Indiana University School of Medicine, Indianapolis, Indiana, USA.
School of Industrial Engineering, Purdue University, West Lafayette, Indiana, USA.
Hum Brain Mapp. 2021 Aug 1;42(11):3500-3516. doi: 10.1002/hbm.25448. Epub 2021 May 5.
Functional connectivity, as estimated using resting state functional MRI, has shown potential in bridging the gap between pathophysiology and cognition. However, clinical use of functional connectivity biomarkers is impeded by unreliable estimates of individual functional connectomes and lack of generalizability of models predicting cognitive outcomes from connectivity. To address these issues, we combine the frameworks of connectome predictive modeling and differential identifiability. Using the combined framework, we show that enhancing the individual fingerprint of resting state functional connectomes leads to robust identification of functional networks associated to cognitive outcomes and also improves prediction of cognitive outcomes from functional connectomes. Using a comprehensive spectrum of cognitive outcomes associated to Alzheimer's disease (AD), we identify and characterize functional networks associated to specific cognitive deficits exhibited in AD. This combined framework is an important step in making individual level predictions of cognition from resting state functional connectomes and in understanding the relationship between cognition and connectivity.
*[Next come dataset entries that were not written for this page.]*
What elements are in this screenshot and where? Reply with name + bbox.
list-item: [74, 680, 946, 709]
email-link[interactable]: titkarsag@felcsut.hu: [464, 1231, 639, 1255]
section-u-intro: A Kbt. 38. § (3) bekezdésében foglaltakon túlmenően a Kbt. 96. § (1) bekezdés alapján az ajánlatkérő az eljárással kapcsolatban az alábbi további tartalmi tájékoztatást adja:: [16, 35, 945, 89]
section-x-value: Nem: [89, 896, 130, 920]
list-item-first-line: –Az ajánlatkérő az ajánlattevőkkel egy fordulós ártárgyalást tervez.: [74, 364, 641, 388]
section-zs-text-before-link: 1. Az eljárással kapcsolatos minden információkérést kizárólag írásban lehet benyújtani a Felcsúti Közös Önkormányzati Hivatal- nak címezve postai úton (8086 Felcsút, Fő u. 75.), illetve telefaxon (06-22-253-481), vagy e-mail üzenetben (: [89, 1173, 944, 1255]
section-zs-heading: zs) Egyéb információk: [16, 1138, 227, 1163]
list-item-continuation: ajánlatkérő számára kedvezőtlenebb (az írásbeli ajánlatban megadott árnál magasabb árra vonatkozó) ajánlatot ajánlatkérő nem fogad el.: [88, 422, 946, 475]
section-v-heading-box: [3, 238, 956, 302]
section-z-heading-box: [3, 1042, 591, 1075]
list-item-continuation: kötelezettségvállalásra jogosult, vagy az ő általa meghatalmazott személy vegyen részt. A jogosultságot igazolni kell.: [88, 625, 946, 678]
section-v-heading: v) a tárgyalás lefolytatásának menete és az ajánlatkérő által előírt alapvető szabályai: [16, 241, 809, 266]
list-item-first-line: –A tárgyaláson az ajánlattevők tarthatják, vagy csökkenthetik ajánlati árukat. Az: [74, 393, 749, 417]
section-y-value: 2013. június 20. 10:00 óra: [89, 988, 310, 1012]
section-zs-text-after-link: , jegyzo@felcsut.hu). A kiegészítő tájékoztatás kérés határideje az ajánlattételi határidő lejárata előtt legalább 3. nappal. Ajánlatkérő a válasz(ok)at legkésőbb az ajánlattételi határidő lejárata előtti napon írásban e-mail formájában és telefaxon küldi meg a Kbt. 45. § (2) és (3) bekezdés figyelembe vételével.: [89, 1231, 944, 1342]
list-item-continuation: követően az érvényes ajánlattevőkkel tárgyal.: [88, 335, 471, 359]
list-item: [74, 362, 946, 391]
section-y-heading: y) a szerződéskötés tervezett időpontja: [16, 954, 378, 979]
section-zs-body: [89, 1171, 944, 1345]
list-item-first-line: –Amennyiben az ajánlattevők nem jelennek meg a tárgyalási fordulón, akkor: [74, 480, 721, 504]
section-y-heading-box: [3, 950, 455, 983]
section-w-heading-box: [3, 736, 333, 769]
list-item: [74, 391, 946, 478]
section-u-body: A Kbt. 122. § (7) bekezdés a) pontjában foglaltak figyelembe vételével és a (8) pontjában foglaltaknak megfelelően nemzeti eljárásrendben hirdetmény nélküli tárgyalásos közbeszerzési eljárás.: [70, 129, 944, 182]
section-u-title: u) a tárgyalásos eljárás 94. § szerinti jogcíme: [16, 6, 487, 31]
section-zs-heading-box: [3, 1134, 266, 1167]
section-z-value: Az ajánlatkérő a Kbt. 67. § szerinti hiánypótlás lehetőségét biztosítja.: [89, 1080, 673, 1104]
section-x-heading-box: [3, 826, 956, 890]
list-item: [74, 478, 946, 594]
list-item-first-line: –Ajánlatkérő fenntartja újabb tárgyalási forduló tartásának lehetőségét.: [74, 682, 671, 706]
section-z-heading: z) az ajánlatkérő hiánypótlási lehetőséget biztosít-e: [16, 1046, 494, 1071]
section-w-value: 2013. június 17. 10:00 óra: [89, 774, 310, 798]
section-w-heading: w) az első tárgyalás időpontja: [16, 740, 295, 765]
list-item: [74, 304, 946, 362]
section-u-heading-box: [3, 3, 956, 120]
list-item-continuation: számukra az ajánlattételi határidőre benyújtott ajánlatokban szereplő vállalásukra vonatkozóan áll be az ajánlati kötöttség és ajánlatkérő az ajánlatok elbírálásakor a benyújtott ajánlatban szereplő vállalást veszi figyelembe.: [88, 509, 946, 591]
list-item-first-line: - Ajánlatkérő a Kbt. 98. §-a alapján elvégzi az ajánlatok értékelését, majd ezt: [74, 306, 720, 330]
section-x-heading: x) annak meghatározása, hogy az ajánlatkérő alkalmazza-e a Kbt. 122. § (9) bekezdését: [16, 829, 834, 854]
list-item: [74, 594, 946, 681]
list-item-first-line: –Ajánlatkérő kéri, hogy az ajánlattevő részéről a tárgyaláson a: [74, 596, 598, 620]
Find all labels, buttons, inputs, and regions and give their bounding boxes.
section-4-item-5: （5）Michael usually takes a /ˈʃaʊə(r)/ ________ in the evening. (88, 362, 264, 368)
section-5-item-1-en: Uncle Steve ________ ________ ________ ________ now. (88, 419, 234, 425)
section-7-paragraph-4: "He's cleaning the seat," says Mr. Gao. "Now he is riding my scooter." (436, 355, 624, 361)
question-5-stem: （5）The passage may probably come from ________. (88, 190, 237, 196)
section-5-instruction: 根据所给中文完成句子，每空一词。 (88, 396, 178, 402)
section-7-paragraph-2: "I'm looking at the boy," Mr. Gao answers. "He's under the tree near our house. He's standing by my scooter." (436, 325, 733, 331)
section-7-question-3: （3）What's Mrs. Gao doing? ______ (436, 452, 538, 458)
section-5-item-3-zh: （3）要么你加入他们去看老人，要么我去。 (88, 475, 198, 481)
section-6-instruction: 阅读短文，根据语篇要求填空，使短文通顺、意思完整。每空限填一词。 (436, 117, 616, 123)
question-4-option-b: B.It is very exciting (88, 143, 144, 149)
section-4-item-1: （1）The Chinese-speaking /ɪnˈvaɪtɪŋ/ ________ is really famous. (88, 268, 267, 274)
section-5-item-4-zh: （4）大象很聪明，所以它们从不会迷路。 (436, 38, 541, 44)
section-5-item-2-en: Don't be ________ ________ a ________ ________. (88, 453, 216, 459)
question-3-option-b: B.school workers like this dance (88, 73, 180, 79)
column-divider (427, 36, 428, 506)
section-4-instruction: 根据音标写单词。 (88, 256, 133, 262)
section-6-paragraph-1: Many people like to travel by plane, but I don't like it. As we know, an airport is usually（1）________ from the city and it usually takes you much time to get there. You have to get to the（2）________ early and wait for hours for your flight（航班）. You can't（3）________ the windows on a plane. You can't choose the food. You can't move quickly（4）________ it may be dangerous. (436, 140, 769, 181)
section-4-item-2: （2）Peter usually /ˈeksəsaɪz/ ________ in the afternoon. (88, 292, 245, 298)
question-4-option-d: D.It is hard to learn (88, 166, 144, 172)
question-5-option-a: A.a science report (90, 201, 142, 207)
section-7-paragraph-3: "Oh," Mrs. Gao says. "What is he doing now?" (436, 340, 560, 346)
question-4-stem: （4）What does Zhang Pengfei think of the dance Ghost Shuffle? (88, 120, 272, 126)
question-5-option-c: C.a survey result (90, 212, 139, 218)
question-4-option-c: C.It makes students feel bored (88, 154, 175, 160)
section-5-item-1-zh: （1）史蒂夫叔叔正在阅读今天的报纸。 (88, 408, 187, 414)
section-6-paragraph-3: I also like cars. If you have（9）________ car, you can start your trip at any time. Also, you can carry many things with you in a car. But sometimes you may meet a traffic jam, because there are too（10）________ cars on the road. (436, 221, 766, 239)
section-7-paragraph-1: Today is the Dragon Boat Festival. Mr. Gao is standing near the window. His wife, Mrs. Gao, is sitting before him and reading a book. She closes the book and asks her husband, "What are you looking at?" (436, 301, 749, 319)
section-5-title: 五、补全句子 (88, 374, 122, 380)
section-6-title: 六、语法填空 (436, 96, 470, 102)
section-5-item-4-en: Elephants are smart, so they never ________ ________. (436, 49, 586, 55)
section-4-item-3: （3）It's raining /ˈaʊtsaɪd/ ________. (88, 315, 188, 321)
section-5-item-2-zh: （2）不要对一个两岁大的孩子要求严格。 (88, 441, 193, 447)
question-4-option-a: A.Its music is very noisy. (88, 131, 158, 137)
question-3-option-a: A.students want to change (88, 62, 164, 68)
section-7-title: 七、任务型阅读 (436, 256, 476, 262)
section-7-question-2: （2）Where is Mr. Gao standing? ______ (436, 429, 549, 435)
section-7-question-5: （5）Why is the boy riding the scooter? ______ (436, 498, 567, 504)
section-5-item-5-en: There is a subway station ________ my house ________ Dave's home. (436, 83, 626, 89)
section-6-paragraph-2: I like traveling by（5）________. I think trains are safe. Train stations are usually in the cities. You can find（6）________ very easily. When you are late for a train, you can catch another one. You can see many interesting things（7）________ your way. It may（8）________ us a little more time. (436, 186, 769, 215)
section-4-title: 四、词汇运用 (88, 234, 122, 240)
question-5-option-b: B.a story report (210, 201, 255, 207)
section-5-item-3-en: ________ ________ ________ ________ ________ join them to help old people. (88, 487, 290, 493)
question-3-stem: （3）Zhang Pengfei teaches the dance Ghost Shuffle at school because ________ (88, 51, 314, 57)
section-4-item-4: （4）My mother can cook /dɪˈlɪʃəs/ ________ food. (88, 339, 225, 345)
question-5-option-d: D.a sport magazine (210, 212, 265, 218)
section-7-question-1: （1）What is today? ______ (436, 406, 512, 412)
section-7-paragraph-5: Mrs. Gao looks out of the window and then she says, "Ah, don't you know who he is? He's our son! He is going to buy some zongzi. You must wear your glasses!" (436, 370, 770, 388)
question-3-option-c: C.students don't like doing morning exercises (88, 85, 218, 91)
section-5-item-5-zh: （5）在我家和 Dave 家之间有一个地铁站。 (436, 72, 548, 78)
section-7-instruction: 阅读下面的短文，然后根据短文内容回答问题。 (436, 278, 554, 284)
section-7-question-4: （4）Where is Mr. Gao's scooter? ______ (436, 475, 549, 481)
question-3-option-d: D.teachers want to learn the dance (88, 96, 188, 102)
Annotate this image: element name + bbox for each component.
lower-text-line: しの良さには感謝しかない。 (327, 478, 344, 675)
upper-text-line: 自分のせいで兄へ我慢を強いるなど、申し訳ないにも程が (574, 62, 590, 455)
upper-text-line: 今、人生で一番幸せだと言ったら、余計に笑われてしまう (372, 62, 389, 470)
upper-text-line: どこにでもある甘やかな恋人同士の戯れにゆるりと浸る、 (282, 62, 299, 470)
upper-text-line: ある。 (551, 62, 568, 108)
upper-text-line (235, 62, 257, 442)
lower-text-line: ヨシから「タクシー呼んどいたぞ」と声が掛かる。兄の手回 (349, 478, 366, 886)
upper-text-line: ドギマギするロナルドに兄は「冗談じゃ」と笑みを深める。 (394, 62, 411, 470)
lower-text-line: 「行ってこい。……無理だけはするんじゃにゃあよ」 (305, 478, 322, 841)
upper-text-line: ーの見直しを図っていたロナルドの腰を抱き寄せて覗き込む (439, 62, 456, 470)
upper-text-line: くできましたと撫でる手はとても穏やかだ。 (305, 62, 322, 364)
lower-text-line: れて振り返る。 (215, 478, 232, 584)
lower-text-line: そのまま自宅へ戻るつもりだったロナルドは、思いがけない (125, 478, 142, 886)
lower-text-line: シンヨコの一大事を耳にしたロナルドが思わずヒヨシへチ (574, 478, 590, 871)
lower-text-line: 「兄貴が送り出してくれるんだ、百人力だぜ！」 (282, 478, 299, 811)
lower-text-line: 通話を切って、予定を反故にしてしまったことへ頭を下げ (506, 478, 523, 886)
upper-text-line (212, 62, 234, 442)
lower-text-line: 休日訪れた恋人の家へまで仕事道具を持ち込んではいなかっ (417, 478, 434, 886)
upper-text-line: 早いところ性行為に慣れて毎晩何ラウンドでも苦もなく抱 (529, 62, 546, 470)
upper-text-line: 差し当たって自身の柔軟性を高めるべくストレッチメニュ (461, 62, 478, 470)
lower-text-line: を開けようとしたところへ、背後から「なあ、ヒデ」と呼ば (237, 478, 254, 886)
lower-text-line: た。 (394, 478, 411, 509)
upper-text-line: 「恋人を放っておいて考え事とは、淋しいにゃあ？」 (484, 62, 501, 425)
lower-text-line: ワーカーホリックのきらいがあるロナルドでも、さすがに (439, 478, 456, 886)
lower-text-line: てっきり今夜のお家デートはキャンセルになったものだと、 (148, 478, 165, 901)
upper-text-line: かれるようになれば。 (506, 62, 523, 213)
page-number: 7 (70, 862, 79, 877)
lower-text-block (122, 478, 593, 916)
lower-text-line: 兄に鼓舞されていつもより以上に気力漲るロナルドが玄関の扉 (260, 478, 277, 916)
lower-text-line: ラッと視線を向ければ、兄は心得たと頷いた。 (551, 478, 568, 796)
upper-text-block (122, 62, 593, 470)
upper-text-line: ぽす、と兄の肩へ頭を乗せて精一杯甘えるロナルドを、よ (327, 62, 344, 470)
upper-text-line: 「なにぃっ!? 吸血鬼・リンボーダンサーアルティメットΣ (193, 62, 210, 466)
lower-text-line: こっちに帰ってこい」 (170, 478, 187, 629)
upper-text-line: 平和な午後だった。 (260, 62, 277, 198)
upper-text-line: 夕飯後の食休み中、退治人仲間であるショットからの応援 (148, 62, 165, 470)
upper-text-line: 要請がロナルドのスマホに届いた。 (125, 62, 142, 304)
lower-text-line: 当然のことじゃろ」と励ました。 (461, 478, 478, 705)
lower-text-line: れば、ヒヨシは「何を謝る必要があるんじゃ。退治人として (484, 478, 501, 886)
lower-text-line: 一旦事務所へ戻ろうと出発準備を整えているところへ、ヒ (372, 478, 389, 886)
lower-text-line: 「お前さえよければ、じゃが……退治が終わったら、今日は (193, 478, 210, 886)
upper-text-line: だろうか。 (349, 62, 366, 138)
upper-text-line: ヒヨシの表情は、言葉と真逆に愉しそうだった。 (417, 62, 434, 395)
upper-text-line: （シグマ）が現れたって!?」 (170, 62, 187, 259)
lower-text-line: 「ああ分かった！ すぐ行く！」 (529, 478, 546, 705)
功能连接性,通过静息态功能磁共振成像来估计,已经显示出在连接病理生理学和认知之间的差距方面具有潜力。然而,功能连接生物标志物的临床应用受到个体功能连接图的不可靠估计和预测认知结果的模型的可推广性的限制。为了解决这些问题,我们结合了连接预测模型和差异可识别性的框架。使用联合框架,我们表明,增强静息态功能连接图的个体特征可导致与认知结果相关的功能网络的稳健识别,并且还提高了从功能连接图预测认知结果的能力。使用与阿尔茨海默病(AD)相关的全面认知结果谱,我们确定并描述了与 AD 中表现出的特定认知缺陷相关的功能网络。该联合框架是从静息态功能连接图对认知进行个体水平预测以及理解认知和连接之间关系的重要步骤。